Cela s'envisage de manière "cocasse" avec des exemples comme Maude Apatow, superstar de la série trash Euphoria, ayant surpassé en notoriété auprès d'un certain public son père, qui fut pourtant roi de la comédie à Hollywood il y a 20 ans, ou bien avec Francesca Scorsese, qui inonde TikTok de vidéos drôlatiques en compagnie d'un certain Martin Scorsese, son papa, l'érigeant en "meme" sur les internets.
Mais tout le monde ne prend pas ça à la rigolade.
Patrick Schwarzenegger (vous ne devinerez jamais l'identité de son père) déplore par exemple les piques dont il fait l'objet, malgré sa partition dans The White Lotus : "Certains diront que j'ai obtenu ce rôle grâce à mon père.
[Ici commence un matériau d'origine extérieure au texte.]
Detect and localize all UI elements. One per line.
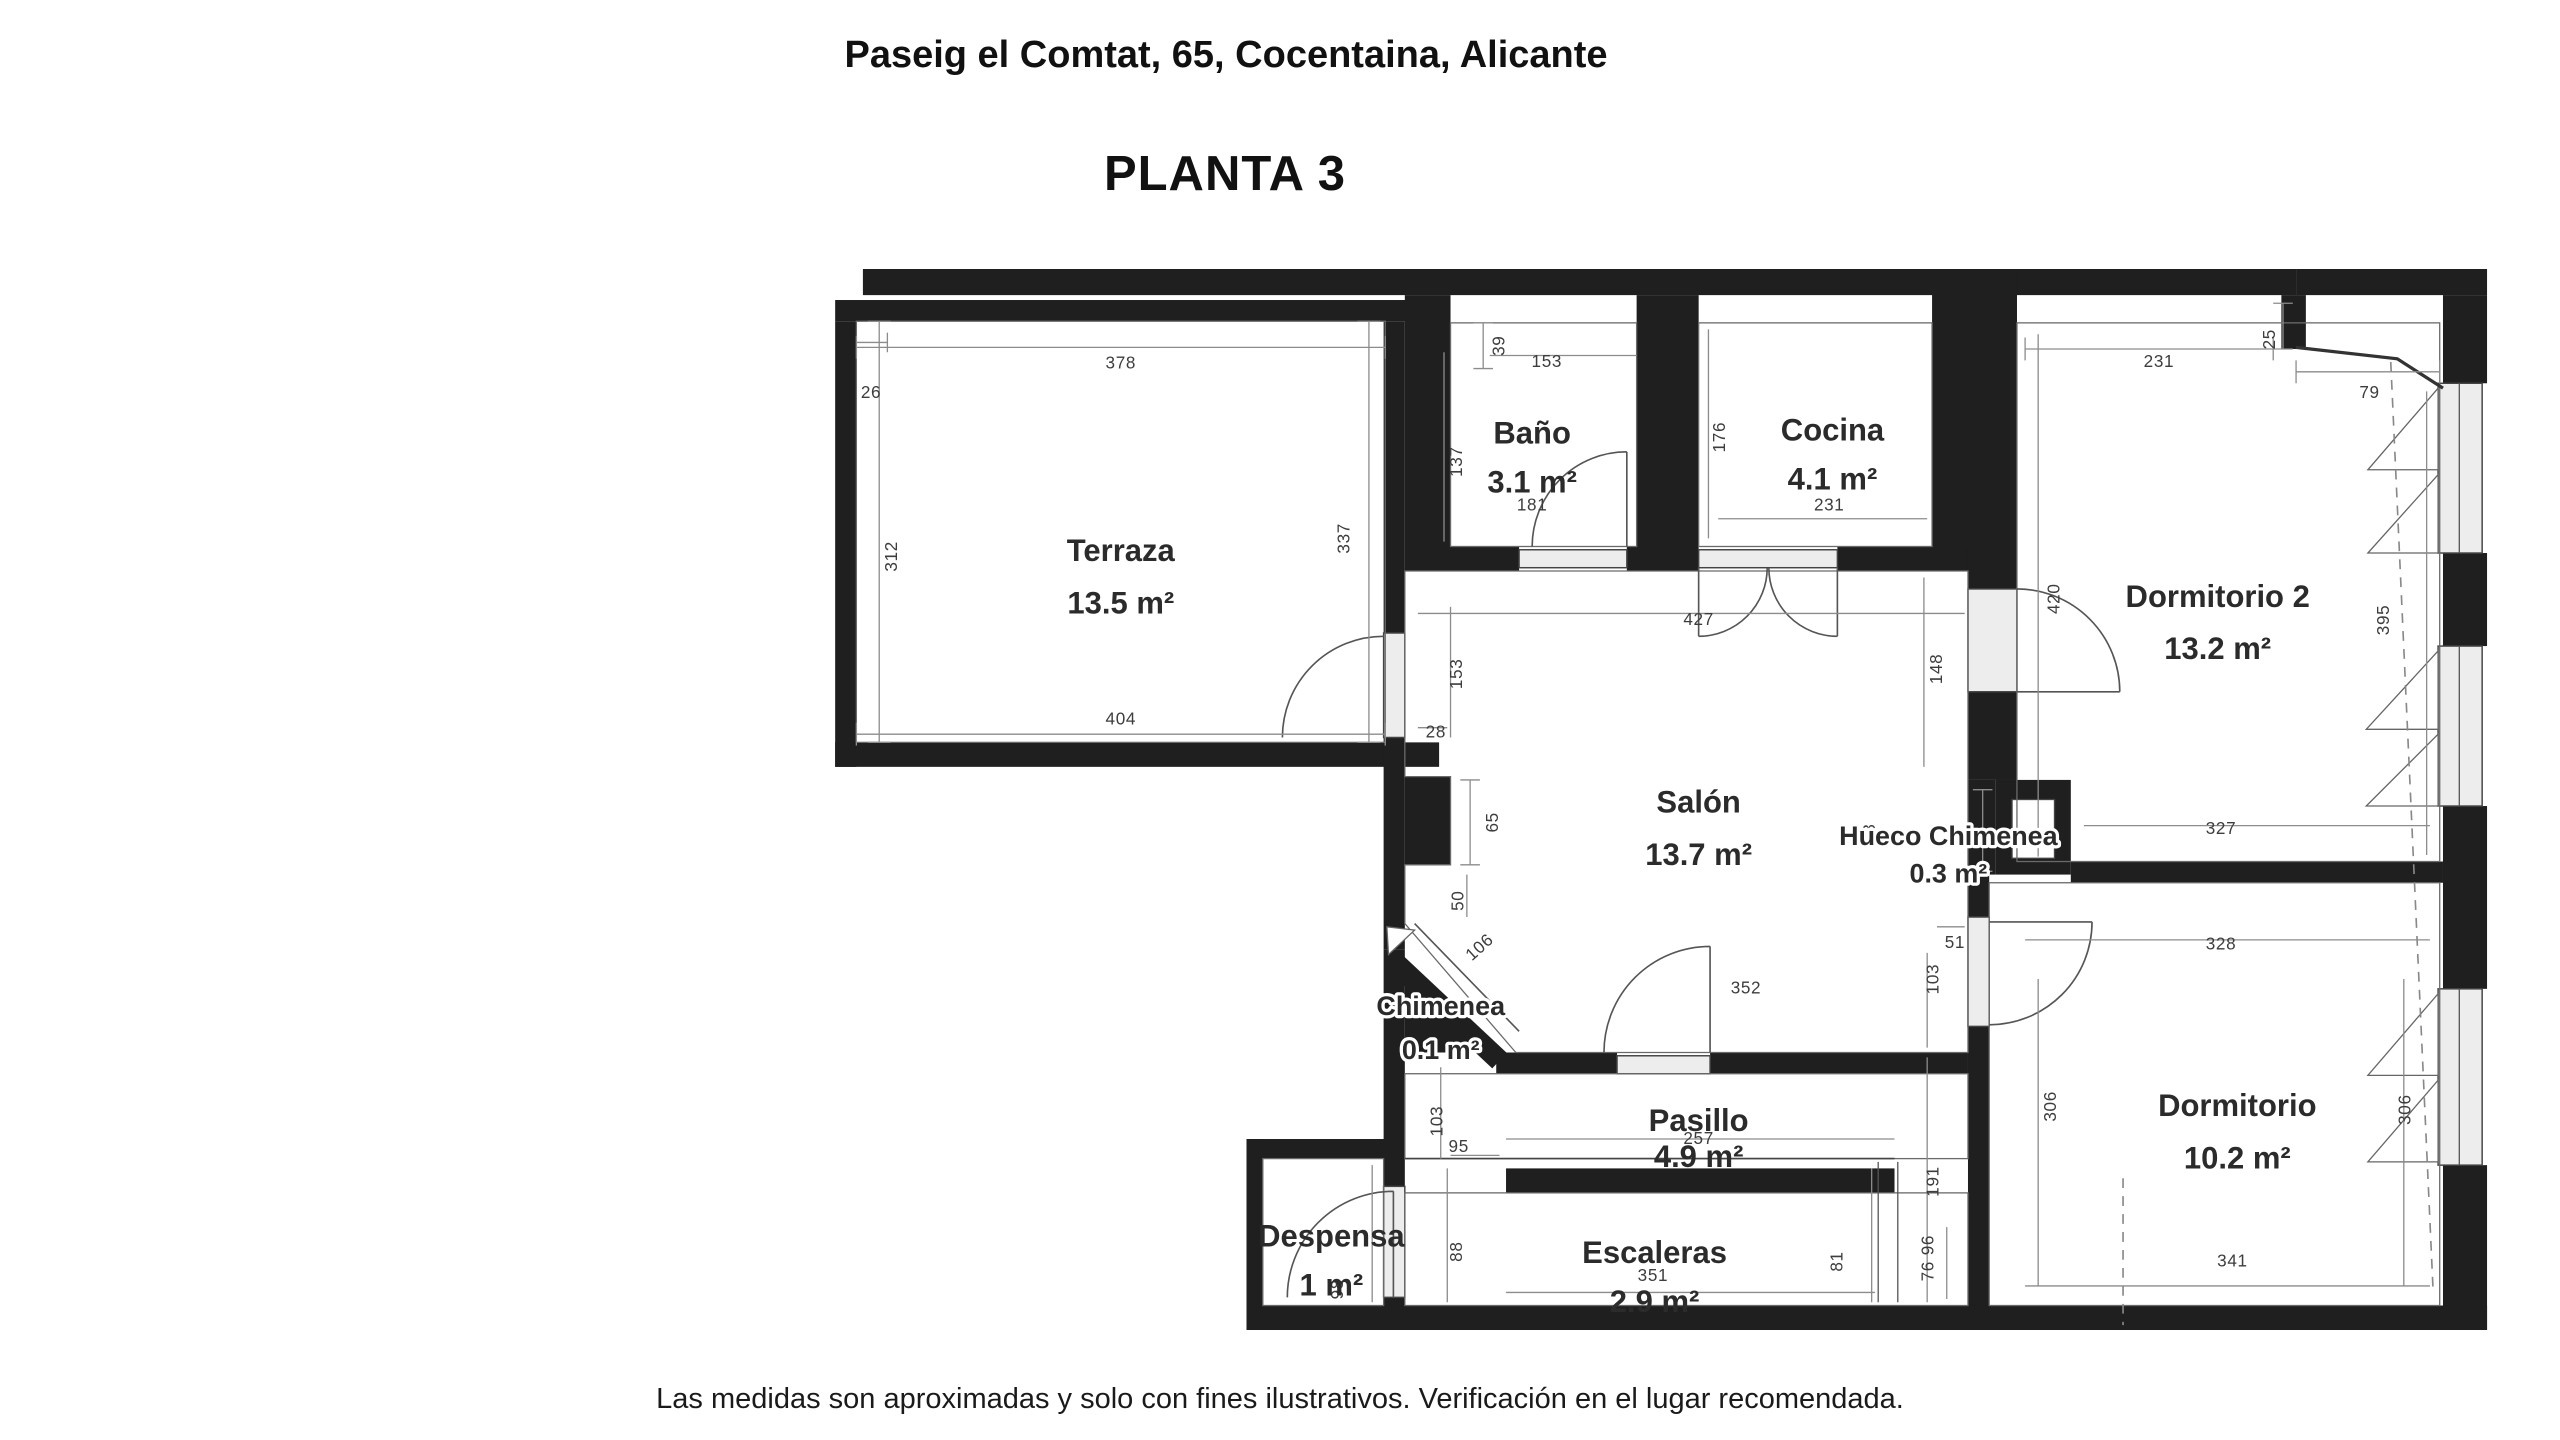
svg-text:2.9 m²: 2.9 m²: [1610, 1284, 1700, 1319]
dim-label: 51: [1945, 932, 1965, 952]
dim-label: 88: [1446, 1241, 1466, 1261]
footer-disclaimer: Las medidas son aproximadas y solo con f…: [0, 1383, 2560, 1416]
svg-text:Baño: Baño: [1493, 416, 1571, 451]
dim-label: 28: [1426, 721, 1446, 741]
dim-label: 95: [1449, 1136, 1469, 1156]
dim-label: 137: [1446, 446, 1466, 477]
dim-label: 103: [1923, 964, 1943, 995]
room-terraza: Terraza 13.5 m²: [1067, 533, 1176, 620]
floorplan-drawing: 378 26 312 337 404 39 153 137 181 176 23…: [833, 269, 2499, 1330]
svg-text:Pasillo: Pasillo: [1649, 1103, 1749, 1138]
dim-label: 176: [1709, 422, 1729, 453]
svg-text:Despensa: Despensa: [1258, 1219, 1405, 1254]
room-salon: Salón 13.7 m²: [1645, 785, 1752, 872]
svg-text:Dormitorio: Dormitorio: [2158, 1088, 2316, 1123]
svg-text:4.9 m²: 4.9 m²: [1654, 1139, 1744, 1174]
svg-text:10.2 m²: 10.2 m²: [2184, 1140, 2291, 1175]
dim-label: 103: [1426, 1106, 1446, 1137]
dim-label: 153: [1446, 659, 1466, 690]
dim-label: 341: [2217, 1250, 2248, 1270]
dim-label: 25: [2259, 329, 2279, 349]
svg-text:Terraza: Terraza: [1067, 533, 1176, 568]
svg-text:Dormitorio 2: Dormitorio 2: [2126, 579, 2310, 614]
svg-text:0.1 m²: 0.1 m²: [1402, 1035, 1480, 1065]
dim-label: 39: [1488, 336, 1508, 356]
dim-label: 231: [2144, 351, 2175, 371]
dim-label: 420: [2043, 583, 2063, 614]
dim-label: 26: [861, 382, 881, 402]
dim-label: 153: [1532, 351, 1563, 371]
floor-title: PLANTA 3: [0, 146, 2450, 202]
dim-label: 306: [2394, 1094, 2414, 1125]
dim-label: 312: [881, 541, 901, 572]
svg-text:1 m²: 1 m²: [1300, 1268, 1364, 1303]
dim-label: 306: [2040, 1091, 2060, 1122]
svg-text:4.1 m²: 4.1 m²: [1788, 461, 1878, 496]
room-dormitorio: Dormitorio 10.2 m²: [2158, 1088, 2316, 1175]
dim-label: 79: [2359, 382, 2379, 402]
room-pasillo: Pasillo 4.9 m²: [1649, 1103, 1749, 1174]
svg-text:Salón: Salón: [1656, 785, 1740, 820]
svg-text:13.5 m²: 13.5 m²: [1067, 585, 1174, 620]
svg-text:Escaleras: Escaleras: [1582, 1235, 1727, 1270]
room-bano: Baño 3.1 m²: [1487, 416, 1577, 500]
dim-label: 352: [1731, 978, 1762, 998]
svg-text:0.3 m²: 0.3 m²: [1909, 859, 1987, 889]
dim-label: 96: [1918, 1235, 1938, 1255]
svg-text:13.2 m²: 13.2 m²: [2164, 631, 2271, 666]
dim-label: 231: [1814, 495, 1845, 515]
dim-label: 148: [1926, 654, 1946, 685]
dim-label: 395: [2373, 605, 2393, 636]
svg-text:Cocina: Cocina: [1781, 412, 1885, 447]
svg-text:13.7 m²: 13.7 m²: [1645, 837, 1752, 872]
windows: [2366, 383, 2482, 1165]
dim-label: 81: [1826, 1251, 1846, 1271]
dim-label: 191: [1923, 1166, 1943, 1197]
dim-label: 404: [1106, 708, 1137, 728]
room-cocina: Cocina 4.1 m²: [1781, 412, 1885, 496]
dim-label: 106: [1461, 929, 1497, 964]
dim-label: 76: [1918, 1261, 1938, 1281]
svg-text:Chimenea: Chimenea: [1376, 991, 1506, 1021]
room-dormitorio-2: Dormitorio 2 13.2 m²: [2126, 579, 2310, 666]
dim-label: 50: [1448, 891, 1468, 911]
svg-text:Hueco Chimenea: Hueco Chimenea: [1839, 821, 2058, 851]
svg-text:3.1 m²: 3.1 m²: [1487, 465, 1577, 500]
dim-label: 327: [2206, 818, 2237, 838]
dim-label: 65: [1482, 812, 1502, 832]
dim-label: 337: [1333, 523, 1353, 554]
dim-label: 378: [1106, 353, 1137, 373]
dim-label: 328: [2206, 934, 2237, 954]
page-title-address: Paseig el Comtat, 65, Cocentaina, Alican…: [0, 34, 2452, 77]
dim-label: 427: [1683, 609, 1714, 629]
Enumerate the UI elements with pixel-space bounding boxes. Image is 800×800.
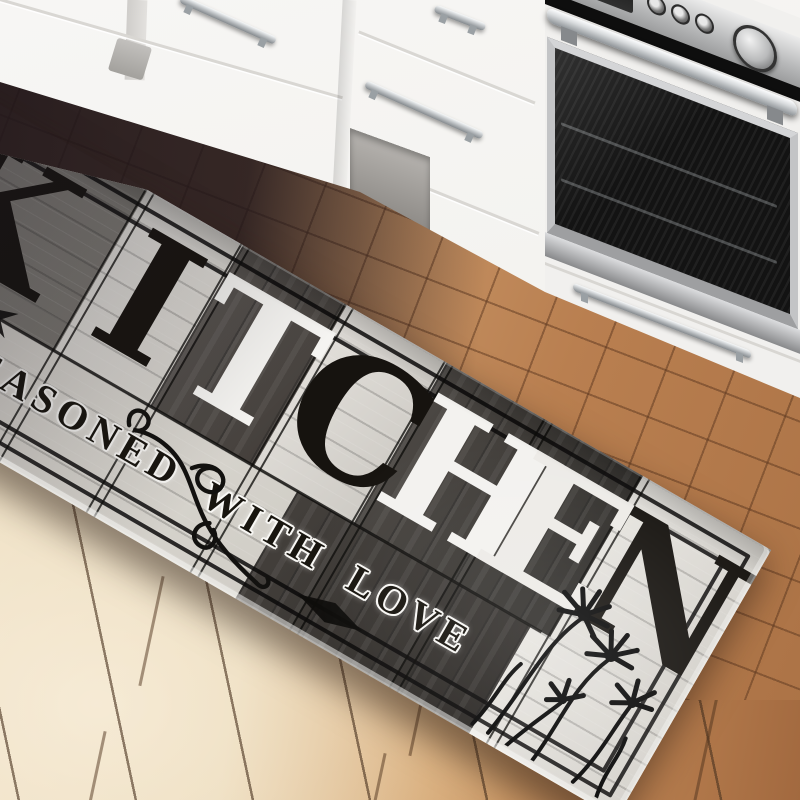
cabinet-panel-groove (0, 0, 343, 99)
drawer-handle (179, 0, 277, 45)
drawer-handle (364, 80, 484, 139)
drawer-handle (433, 5, 486, 32)
scene-root: SEASONED WITH LOVE KITCHEN (0, 0, 800, 800)
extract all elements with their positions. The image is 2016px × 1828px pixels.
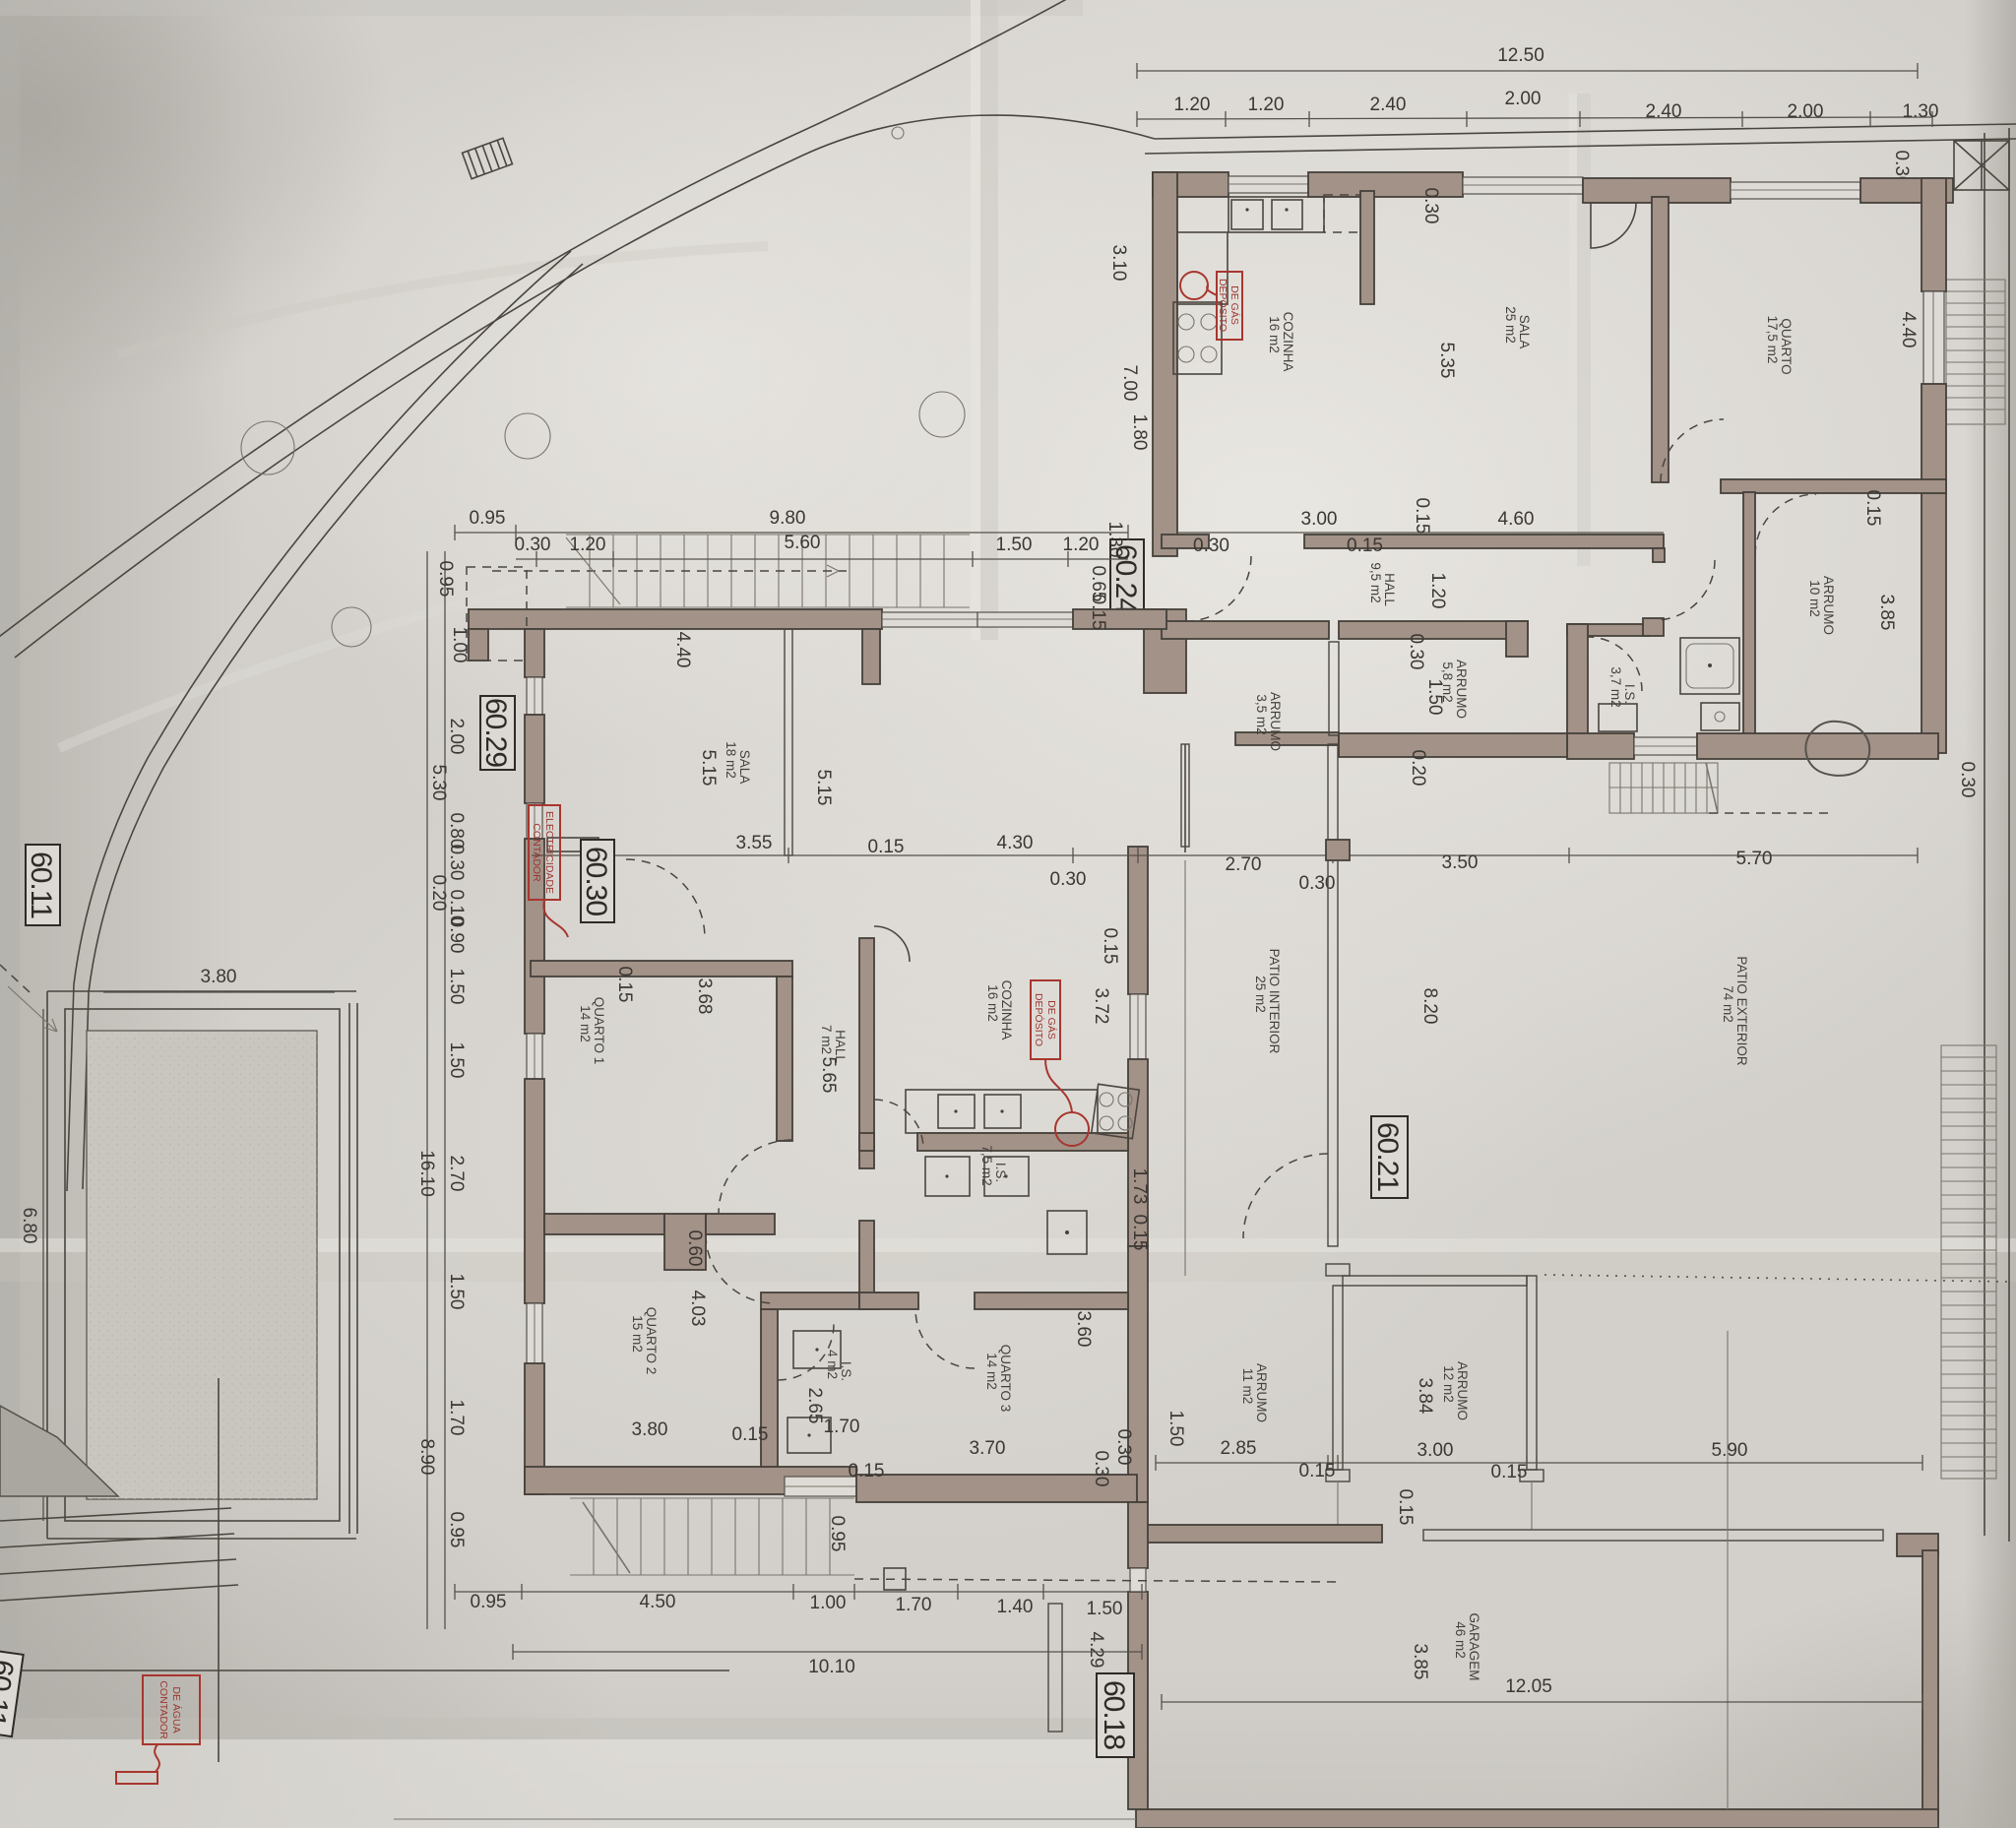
svg-text:0.90: 0.90 [446, 917, 467, 954]
svg-text:8.20: 8.20 [1419, 988, 1440, 1025]
svg-text:1.70: 1.70 [896, 1595, 932, 1615]
svg-text:1.70: 1.70 [446, 1400, 467, 1436]
svg-text:1.20: 1.20 [1427, 573, 1448, 609]
svg-text:2.00: 2.00 [1505, 89, 1542, 109]
svg-text:0.20: 0.20 [1408, 750, 1428, 787]
svg-text:4.60: 4.60 [1498, 509, 1535, 530]
svg-text:4.30: 4.30 [997, 833, 1034, 853]
svg-text:3.84: 3.84 [1415, 1378, 1435, 1415]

Ils ne voient pas que j'ai suivi dix ans de cours de théâtre, que je monte des pièces de théâtre chaque semaine, que j'ai travaillé sur mes personnages pendant des heures, ni les centaines d'auditions refusées auxquelles j'ai participé. Bien sûr, c'est frustrant, on peut se sentir enfermé et se dire à ce moment-là : « J'aimerais ne pas avoir mon nom de famille. » Mais ce n'est qu'un bref instant"
"Je comprends que ça doit être un peu agaçant pour Patrick Schwarzenegger d'entendre certaines personnes dire qu'il est devenu acteur grâce à son père. Mais d'un autre côté… qui s'en soucie ? Vous avez tous les atouts de la vie et vous réussissez dans ce que vous voulez faire, et votre ego est si fragile que vous ne pouvez même pas reconnaître l'aide évidente que vous avez reçue ?", a sans tarder taclé en retour le Guardian. CQFD ?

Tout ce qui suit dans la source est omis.